Juan Bas, Voracità, Alacran Editore
Juan Bas è un gentiluomo basco di rispettabile stazza fisica, vasta cultura, sicuro profilo di appassionato gourmet e acre visione del mondo. Questo suo Voracità (in uscita ora per Alacrán, pagg. 208, 15 euro) se mai incapperà nell’attenzione di qualche Grande (o Piccolo) Inquisitore è sicuro candidato al rogo per le tante furiose immagini di veri e propri abomini che esso contiene: sesso assai turpe, mutilazioni, supplizi, antropofagia. Il tutto inanellato in una trama che è poco più di un velo, un pretesto per sottoporci un ritratto spietato di una società e di un mondo che è sì la Spagna di Aznar ma potrebbe essere un qualunque altro Paese di un’Europa (“dall’Atlantico agli Urali”, come si diceva un tempo e come è ora divenuta) dominata dai vari berluscones, con la politica ridotta a spettacolo, il dominio del cinismo, il Reality Show divenuto paradigma (Bas ne inventa uno per ciccioni che debbono dimagrire in una “casa” sorvegliata dalle telecamere il cui premio è costituito da un’operazione di resezione dello stomaco e da una liposuzione totale).
Nel romanzo si persegue una vendetta, con stile e avventure picaresche, facendo i conti financo con gli eccessi e le miserie dei nuovi regionalismi (o di nazionalismi “antichi” quali, appunto, quello del Paese Basco) in un gioco mozzafiato che non ammette scappatoie. Tanta violenza, tanto sangue, sudore e sperma, sparsi e dispersi, servono però, in modo inequivocabile, all’edificazione di un grande racconto morale. E’ il mondo in cui viviamo, quello in cui si muovono i picari protagonisti?

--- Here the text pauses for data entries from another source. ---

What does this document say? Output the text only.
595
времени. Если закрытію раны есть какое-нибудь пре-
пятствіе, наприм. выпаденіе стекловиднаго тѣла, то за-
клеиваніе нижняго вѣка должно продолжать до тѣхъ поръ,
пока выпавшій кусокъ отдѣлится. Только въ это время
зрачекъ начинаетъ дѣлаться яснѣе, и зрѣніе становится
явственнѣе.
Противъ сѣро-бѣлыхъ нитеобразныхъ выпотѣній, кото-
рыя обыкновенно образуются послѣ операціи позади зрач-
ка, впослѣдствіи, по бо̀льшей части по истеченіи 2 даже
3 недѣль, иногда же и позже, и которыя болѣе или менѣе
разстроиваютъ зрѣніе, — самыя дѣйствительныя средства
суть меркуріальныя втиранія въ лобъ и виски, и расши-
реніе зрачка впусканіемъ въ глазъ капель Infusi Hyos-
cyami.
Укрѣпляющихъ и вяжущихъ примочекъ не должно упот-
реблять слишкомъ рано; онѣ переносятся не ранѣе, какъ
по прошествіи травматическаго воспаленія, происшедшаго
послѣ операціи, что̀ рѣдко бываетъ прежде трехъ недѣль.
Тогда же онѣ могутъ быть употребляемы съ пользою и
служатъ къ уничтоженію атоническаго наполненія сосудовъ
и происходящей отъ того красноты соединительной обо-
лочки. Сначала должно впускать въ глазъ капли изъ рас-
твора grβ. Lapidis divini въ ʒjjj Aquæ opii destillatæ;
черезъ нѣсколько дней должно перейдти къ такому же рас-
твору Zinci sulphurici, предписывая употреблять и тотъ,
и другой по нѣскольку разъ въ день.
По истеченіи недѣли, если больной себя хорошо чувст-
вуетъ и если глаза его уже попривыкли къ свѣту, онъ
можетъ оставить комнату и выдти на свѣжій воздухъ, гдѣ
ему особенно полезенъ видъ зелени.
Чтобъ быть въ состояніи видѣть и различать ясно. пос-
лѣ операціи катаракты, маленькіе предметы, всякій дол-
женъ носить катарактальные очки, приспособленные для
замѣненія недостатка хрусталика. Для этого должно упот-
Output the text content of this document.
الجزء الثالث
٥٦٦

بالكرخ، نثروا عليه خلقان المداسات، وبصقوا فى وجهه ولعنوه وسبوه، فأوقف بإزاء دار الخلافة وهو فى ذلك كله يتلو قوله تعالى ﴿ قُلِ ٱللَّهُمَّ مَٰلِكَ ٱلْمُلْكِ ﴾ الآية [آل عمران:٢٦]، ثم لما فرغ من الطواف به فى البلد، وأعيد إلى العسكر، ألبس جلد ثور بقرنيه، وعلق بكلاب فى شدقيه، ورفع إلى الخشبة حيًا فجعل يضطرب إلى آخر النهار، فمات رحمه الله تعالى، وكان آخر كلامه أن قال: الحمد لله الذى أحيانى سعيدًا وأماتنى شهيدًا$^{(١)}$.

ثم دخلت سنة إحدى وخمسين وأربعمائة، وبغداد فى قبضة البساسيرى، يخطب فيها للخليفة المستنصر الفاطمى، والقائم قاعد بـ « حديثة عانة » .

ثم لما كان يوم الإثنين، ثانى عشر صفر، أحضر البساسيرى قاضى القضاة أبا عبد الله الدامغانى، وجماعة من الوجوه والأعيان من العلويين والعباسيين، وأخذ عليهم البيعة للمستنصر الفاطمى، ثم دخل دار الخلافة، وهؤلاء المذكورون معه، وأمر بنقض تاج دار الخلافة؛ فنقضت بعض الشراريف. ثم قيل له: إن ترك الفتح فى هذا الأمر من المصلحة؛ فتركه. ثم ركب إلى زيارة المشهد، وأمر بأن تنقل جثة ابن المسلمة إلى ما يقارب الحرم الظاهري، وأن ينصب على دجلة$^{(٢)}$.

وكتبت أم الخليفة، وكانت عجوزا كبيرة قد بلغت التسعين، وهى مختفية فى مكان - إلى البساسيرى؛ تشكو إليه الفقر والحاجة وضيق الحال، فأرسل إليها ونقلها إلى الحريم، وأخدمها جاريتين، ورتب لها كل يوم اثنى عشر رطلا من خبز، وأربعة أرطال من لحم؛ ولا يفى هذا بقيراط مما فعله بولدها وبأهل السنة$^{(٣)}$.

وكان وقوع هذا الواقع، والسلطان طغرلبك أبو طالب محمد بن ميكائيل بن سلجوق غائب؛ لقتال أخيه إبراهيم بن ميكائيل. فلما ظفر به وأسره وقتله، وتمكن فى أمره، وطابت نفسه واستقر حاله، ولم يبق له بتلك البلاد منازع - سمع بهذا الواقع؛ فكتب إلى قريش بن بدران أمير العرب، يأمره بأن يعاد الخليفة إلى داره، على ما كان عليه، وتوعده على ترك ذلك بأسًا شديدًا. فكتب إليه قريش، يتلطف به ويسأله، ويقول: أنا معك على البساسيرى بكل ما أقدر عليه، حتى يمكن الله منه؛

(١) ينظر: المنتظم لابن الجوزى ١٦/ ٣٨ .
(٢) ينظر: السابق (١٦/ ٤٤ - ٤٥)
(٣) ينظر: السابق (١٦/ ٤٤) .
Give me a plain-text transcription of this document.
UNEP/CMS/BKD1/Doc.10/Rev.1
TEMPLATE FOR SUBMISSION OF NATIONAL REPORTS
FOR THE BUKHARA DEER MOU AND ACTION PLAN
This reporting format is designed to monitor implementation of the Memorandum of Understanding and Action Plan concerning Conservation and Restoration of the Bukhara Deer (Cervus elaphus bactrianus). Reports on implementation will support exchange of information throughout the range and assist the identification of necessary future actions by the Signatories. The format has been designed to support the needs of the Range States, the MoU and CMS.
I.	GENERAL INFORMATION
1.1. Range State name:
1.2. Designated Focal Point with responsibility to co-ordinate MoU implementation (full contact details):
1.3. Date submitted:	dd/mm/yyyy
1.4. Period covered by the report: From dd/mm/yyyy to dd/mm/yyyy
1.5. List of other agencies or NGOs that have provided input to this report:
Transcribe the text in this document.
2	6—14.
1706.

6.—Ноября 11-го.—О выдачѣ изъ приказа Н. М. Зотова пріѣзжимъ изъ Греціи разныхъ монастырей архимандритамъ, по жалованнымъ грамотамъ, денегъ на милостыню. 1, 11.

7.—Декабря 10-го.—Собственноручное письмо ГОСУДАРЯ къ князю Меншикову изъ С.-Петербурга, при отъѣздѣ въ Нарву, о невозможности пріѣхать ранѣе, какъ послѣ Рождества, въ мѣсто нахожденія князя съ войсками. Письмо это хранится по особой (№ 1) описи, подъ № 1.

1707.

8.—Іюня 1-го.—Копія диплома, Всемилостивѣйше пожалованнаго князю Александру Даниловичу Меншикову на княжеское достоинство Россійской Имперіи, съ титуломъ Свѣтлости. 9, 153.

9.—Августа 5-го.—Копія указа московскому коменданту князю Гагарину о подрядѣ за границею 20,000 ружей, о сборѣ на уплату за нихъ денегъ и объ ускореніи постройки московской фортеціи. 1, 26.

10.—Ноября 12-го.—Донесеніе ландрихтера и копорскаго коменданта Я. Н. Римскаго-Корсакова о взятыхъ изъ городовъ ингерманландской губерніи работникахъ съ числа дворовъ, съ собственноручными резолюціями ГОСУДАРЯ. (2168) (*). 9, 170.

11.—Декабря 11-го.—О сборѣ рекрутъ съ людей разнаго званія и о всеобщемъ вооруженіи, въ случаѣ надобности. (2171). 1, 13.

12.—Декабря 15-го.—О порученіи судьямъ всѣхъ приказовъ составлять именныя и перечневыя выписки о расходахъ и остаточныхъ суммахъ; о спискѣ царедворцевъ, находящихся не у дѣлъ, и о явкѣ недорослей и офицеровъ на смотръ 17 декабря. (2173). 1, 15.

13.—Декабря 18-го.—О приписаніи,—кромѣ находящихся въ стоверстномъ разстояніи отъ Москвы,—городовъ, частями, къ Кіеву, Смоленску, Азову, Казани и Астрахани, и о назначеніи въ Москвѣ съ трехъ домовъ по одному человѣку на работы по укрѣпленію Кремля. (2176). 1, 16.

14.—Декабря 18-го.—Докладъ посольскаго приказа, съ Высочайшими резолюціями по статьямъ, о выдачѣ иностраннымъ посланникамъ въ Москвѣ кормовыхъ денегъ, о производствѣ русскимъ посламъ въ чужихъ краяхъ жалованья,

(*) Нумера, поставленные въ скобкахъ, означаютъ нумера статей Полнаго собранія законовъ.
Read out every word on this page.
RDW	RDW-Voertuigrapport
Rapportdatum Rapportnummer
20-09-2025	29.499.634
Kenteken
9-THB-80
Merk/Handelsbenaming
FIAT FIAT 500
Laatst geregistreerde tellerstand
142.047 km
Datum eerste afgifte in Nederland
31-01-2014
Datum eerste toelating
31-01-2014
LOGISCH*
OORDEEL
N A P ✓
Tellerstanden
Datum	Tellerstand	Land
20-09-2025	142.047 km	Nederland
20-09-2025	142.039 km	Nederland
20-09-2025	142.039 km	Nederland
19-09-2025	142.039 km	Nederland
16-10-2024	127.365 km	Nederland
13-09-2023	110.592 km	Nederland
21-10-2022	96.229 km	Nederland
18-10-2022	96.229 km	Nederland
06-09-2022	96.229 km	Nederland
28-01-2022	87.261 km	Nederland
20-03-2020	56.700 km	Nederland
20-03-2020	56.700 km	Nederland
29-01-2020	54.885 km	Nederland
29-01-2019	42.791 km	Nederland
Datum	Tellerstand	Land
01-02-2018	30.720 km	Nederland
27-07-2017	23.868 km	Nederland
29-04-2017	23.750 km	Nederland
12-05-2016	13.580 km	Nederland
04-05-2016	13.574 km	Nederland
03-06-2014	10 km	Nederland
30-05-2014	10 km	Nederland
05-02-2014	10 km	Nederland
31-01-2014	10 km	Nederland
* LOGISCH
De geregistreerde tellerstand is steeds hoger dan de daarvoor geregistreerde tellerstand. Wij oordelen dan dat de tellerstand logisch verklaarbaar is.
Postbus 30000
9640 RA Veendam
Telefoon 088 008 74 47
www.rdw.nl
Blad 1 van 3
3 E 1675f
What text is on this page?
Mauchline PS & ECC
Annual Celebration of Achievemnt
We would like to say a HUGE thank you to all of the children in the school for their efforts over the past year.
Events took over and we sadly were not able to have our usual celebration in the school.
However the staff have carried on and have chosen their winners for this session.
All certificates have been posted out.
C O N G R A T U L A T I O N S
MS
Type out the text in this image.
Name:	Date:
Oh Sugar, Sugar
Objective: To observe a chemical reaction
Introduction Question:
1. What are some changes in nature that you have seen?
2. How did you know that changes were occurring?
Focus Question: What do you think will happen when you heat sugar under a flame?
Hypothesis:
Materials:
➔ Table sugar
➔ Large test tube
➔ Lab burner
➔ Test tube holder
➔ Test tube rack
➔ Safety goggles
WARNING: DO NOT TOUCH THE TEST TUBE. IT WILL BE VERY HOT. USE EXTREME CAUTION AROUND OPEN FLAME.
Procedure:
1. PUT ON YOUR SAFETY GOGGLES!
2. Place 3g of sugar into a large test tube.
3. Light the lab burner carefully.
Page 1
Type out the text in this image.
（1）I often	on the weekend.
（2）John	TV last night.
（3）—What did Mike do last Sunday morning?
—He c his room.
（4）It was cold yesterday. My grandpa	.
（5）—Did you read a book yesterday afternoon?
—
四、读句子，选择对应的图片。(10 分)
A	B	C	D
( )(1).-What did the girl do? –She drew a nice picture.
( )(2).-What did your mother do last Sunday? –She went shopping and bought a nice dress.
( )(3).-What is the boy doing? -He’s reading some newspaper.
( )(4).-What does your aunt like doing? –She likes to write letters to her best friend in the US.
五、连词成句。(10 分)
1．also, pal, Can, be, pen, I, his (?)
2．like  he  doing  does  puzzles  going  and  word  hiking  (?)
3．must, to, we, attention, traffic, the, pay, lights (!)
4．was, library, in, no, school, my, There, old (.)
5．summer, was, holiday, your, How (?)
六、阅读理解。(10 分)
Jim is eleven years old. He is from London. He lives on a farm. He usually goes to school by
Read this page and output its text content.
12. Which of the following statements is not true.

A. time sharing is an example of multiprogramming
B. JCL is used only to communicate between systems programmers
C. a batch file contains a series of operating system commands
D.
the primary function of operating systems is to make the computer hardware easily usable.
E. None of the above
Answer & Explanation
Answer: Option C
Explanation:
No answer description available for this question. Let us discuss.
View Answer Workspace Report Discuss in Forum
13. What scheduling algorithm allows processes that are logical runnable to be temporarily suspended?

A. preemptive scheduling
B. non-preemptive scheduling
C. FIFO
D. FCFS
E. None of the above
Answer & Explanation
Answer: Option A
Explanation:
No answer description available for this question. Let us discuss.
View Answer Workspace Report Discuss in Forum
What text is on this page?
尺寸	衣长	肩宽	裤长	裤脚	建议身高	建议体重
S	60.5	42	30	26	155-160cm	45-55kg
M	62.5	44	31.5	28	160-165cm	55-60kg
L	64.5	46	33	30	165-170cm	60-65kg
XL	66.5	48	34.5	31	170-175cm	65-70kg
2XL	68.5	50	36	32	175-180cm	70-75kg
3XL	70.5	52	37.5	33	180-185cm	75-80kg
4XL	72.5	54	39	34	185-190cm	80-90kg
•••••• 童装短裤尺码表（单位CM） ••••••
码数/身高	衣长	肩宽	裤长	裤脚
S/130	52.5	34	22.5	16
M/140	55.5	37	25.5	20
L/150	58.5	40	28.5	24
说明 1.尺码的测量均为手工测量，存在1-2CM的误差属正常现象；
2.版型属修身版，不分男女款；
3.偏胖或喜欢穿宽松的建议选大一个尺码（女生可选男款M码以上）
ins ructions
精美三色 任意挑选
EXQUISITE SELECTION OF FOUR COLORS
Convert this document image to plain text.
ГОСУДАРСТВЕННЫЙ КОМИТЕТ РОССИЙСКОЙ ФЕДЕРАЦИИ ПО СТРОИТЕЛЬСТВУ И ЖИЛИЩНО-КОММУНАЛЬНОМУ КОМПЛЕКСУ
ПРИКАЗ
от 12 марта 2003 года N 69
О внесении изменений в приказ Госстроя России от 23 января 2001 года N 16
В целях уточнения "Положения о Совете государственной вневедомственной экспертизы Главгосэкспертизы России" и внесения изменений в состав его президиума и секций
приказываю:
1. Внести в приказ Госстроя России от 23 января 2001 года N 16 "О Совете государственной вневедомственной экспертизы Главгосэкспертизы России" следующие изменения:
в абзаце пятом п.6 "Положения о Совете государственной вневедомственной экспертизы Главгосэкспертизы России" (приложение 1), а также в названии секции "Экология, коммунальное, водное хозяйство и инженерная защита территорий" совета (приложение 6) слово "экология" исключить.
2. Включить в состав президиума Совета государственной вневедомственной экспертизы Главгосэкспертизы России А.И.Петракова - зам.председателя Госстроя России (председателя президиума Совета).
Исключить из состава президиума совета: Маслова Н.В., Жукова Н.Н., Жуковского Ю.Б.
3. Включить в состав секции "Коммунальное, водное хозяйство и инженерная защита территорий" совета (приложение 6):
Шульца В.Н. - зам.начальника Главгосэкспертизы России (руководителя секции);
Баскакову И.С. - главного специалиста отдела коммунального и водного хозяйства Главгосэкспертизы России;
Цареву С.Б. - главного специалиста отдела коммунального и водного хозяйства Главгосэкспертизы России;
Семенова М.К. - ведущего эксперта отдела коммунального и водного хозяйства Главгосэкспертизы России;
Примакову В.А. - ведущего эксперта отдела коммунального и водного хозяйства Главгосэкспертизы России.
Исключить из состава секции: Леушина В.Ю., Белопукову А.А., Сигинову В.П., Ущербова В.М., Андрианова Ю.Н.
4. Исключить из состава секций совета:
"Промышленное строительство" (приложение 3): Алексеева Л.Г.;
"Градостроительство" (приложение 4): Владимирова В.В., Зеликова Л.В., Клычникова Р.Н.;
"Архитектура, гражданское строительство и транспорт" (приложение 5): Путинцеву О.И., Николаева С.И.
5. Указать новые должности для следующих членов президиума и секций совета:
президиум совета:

Parrebbe proprio di sì e questa è la vera ragione per cui le fiamme attendono, senza scampo, questo volume. Con quelle delle varie inquisizioni se la vedrà l’autore, con quelle dell’inferno in cui tutti quotidianamente viviamo ce la dobbiamo vedere noi, tutti giorni. A ben guardare, nel “racconto morale” di Voracità, ad accentuare il suo valore di exemplum, ci sono salite e discese, colpi d’ala che sono però temporanee sospensioni per rituffarsi nei baratri da altitudini ancora più elevate. Tutto è vanitas ma non per questo meno piacevole ed ecco allora spiegate le numerose citazioni “alte”: Borges e Woody Allen, Orson Welles e T.S. Eliot, Bataille e Lewis Carroll. Tintin. E poi il Sauternes, il Vega Sicilia e il Dom Perignon, il whisky di malto di diciotto anni e come si prepara una steak tartare. I sapori del cunnilingus e quello dei churros. Diversi quadri, diversi film.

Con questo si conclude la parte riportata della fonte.